Thursday, April 26, 2018

EPA Grants $1.9 Million to Virginia Tech

Yesterday, the U.S. Environmental Protection Agency (EPA) awarded $1,981,500 to Virginia Polytechnic Institute and State University (Virginia Tech) in Blacksburg, Va., to research lead in drinking water. Virginia Tech will use this funding to create a public assisted framework to detect and control lead in drinking water, working collaboratively with the public, encouraging citizen scientists to participate in the research.

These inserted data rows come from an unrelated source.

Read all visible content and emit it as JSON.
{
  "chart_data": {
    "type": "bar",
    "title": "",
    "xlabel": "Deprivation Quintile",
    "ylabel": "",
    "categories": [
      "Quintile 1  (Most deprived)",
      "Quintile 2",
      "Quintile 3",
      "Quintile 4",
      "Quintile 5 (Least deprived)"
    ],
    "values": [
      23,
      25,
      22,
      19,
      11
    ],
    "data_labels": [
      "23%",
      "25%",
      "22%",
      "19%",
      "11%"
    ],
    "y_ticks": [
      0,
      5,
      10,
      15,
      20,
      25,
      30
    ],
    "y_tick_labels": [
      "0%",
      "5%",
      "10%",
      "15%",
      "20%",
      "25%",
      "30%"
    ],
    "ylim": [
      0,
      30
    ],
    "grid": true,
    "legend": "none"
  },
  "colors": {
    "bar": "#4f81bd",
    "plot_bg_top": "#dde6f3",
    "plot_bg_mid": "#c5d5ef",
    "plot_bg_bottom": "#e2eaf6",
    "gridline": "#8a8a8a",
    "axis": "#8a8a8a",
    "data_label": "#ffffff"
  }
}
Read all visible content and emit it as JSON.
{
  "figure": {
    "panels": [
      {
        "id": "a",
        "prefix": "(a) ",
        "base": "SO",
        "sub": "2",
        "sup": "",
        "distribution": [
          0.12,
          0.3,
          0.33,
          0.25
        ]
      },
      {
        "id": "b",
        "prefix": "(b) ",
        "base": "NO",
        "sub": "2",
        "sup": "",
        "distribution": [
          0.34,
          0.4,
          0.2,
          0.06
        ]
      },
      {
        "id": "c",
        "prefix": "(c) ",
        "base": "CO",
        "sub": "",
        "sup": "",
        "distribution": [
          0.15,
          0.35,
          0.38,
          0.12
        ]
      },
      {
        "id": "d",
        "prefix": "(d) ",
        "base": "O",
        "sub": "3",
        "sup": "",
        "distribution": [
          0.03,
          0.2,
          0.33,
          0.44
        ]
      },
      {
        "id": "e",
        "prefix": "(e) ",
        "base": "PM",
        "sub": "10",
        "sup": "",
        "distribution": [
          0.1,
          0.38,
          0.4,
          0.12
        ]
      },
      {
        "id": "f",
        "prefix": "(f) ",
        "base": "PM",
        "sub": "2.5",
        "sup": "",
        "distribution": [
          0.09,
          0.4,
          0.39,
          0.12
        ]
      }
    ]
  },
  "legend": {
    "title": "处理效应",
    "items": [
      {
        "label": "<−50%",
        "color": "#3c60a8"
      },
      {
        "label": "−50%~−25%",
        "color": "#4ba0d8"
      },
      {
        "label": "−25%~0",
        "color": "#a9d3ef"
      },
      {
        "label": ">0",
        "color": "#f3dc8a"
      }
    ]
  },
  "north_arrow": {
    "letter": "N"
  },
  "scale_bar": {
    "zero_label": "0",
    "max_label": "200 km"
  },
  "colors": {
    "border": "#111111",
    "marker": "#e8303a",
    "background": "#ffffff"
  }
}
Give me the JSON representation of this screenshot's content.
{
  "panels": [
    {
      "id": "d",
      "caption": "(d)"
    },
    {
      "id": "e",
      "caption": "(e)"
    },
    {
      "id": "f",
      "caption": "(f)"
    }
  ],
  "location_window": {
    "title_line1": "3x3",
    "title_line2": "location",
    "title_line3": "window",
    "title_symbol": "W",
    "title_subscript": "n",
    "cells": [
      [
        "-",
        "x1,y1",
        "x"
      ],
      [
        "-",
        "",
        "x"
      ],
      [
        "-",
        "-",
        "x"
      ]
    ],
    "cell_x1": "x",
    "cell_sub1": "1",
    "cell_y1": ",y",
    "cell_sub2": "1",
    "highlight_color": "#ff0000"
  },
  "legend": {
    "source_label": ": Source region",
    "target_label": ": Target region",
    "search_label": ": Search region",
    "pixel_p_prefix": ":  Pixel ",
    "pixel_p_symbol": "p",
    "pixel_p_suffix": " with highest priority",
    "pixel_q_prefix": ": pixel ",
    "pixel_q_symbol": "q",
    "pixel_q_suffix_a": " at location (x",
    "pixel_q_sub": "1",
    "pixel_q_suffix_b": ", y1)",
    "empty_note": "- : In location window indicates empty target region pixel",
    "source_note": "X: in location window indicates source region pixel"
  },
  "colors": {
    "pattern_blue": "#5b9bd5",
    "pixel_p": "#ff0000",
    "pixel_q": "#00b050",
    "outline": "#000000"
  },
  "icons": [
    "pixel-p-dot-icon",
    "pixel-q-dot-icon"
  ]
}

Lead in drinking water is a national problem, and according to EPA Administrator Scott Pruitt it is one of the greatest environmental threats we face as a country, especially dangerous for our children. Flint Michigan was not an aberration nor was it the worst incidence of lead in drinking water supplies. Flint became famous for their lead problem because of a combination of determined residents, blatant misrepresentation by public officials, and the good luck of engaging Professor Marc Edwards of Virginia Tech. This allowed Flint to become the poster child for lead in drinking water that Washington DC failed to become ten years earlier. Last year in an examination of data, Reuters found 3,000 communities that had recently recorded lead levels at least double those in Flint during the peak of that city’s contamination crisis. Now, according to EPA Virginia Tech's research will move us one step closer to eradicating lead in drinking water.”

Lead does not exist in in most groundwater, rivers and lakes- the source water for most municipal and private water supplies. Instead, lead in drinking water is picked up from the pipes on its journey into a home. In older homes the water service lines delivering water from the water main in the street into each home were commonly made of lead. This practice began to fade by the 1950’s but was legal until 1988. Lead was also used to solder copper pipes together before 1988 (when the 1986 ban on lead in paint and solder went into effect). Also until very recently (2011 Reduction of Lead in Drinking Water Act) almost all drinking water fixtures were made from brass containing up to 8% lead, even if they carry a plated veneer of chrome, nickel or brushed aluminum and were sold as "lead-free." So even homes built with PVC piping in the 2000’s may have some lead in most of the faucets.

The nation’s water infrastructure the pipes, treatment plants and other critical components that deliver drinking water have grown old. In many of our cities water pipes installed when systems were built have only been replaced when they break. The building service lines that connect homes and businesses to the water mains are often the original lines. For decades instead of replacing lead pipes urban water companies have used chemicals to control lead and other chemicals from leaching into the water supply.

Many at the American Water Works Association and other scientists have questioned the wisdom of this strategy. Even when successful there is always some lead leaching into the drinking water. Many of us believe that there is no safe level of lead in drinking water. No amount of exposure to lead is safe. Our national goal is to eliminate exposure to lead especially for children, who are both more susceptible to lead poisoning and suffer more severe impacts. Even at very low levels once considered safe, lead can cause serious, irreversible damage to the developing brains and nervous systems of babies and young children.

According to Principal Investigator on the Project, Dr. Marc Edwards, “Our team will establish one of the largest citizen science engineering projects in U.S. history to help individuals and communities deal with our shared responsibility for controlling exposure to lead in drinking water through a combination of low-cost sampling, outreach, direct collaboration, and modeling,” Dr. Marc Edwards continued, “We will tap a growing ‘crowd’ of consumers who want to learn how to better protect themselves from lead, and in the process, also create new knowledge to protect others. Whether from wells or municipalities, we all consume water, and we can collectively work to reduce health risks.”